Why "I'll remember it" is a trap
When review season hits, or a recruiter asks "what's your biggest accomplishment," your brain hands you whatever happened last Tuesday. The big project from eight months ago? The save that kept a client from walking? Gone. So you write vague things that don't land.
The fix isn't a better memory. It's a folder you feed once a week, while the details are still warm — before you need them for a raise, a review, or your next resume.
The format: what, the result, the praise
You don't need an app or a fancy system. A single doc, a note on your phone, or a folder of screenshots all work.
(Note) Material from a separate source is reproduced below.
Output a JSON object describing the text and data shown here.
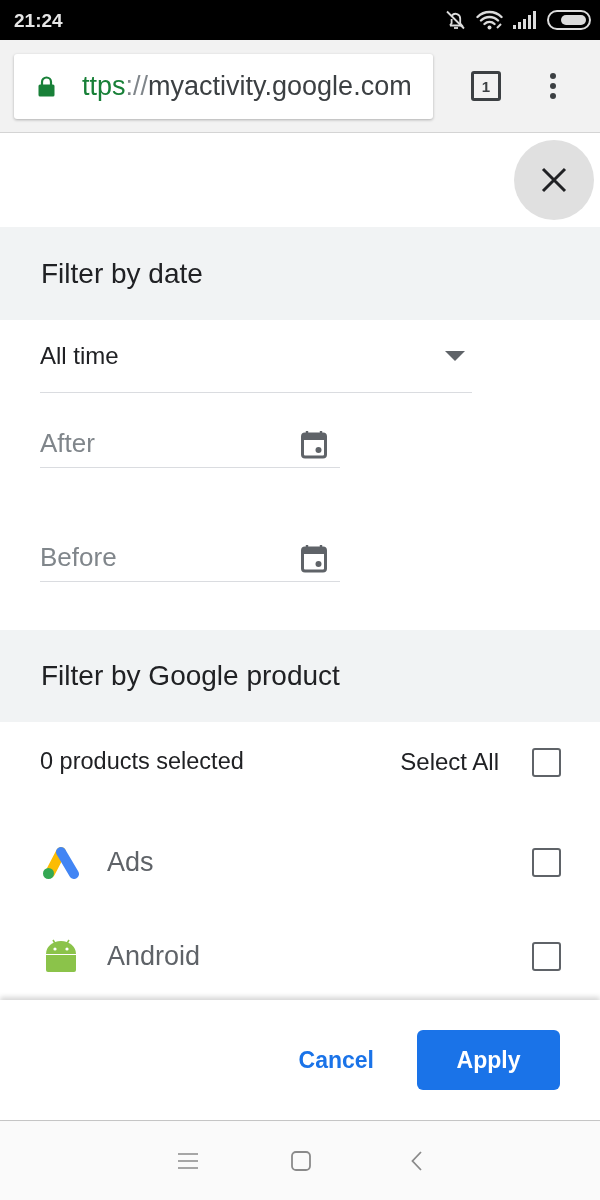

Each entry has three parts:
- What you did — one plain sentence.
- The result or number — this is the part that pays off. Hours saved, dollars earned, errors cut, people helped.
- Any praise — paste the exact words. A thank-you from a client, a "great job" in a chat, a shout-out in a meeting.
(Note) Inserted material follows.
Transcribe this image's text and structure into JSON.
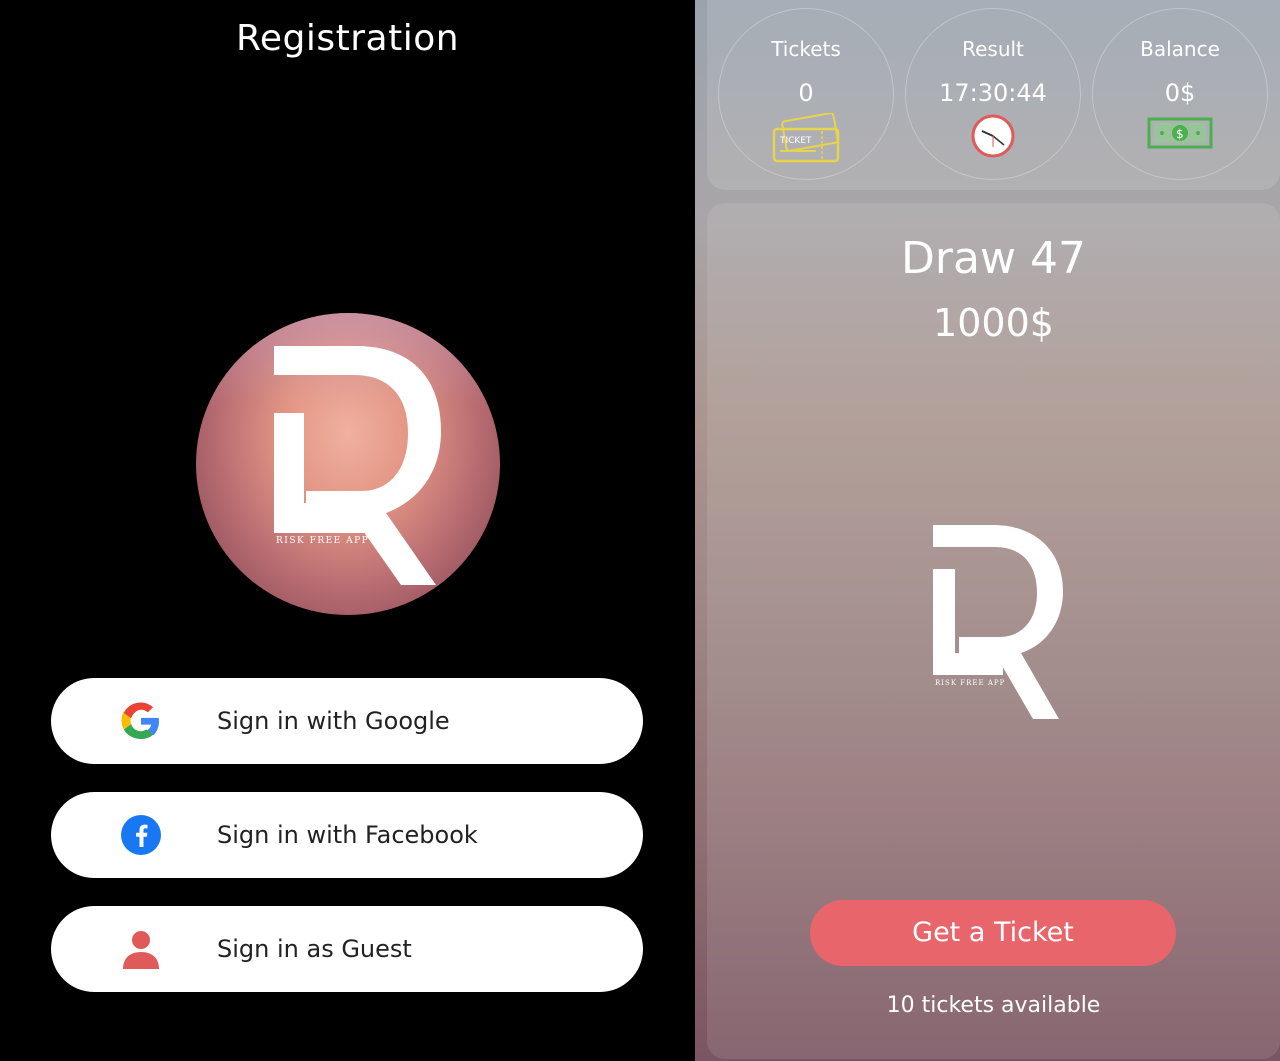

That third part feels awkward to save. Save it anyway. When you ask for a raise, "here's what my manager said in writing" is worth more than anything you could phrase yourself.
Vague memory vs. logged win
Here's the same accomplishment, remembered in November versus logged in the moment. Show impact, not just activity.
"I helped out a lot with the onboarding stuff and people seemed happy with it."
"Rebuilt the new-hire onboarding doc (May). Cut ramp-up from ~3 weeks to ~1. Lead wrote: 'This is the cleanest handoff we've ever had.'"
Same week of work. One version gets a shrug; the other becomes a resume bullet, a review highlight, and a reason to pay you more.
Your weekly two-minute entry
Friday afternoon, before you log off, drop one line in the folder. Copy this and fill the blanks:
This week I [did what] — which [result / number, e.g. saved X hours, brought in Y, fixed Z]. Noted: [any praise, pasted word-for-word, or "n/a"].
No win this week? Write "kept the lights on, nothing notable" and move on. The point is the habit, not a perfect record. Most weeks you'll surprise yourself with how much you actually did.
What to grab while it's easy
- The thank-you email — forward it to yourself or screenshot it.
- The before/after number — pull it the day you finish, not months later.
- The project name and rough date — so future-you can find the receipts.
- The thing you fixed that nobody noticed — quiet saves count.
When you turn these into resume bullets later, lean on real numbers. If you need outside benchmarks — typical wages, demand for your role — Canada's Job Bank is a solid, free reference.
Useful: Government of Canada Job Bank for wage and outlook data when you're framing your results.
Open a new note or doc, name it "Wins," and add this week's: one line — what you did, the result or number, and any praise pasted in word-for-word. That's the whole start.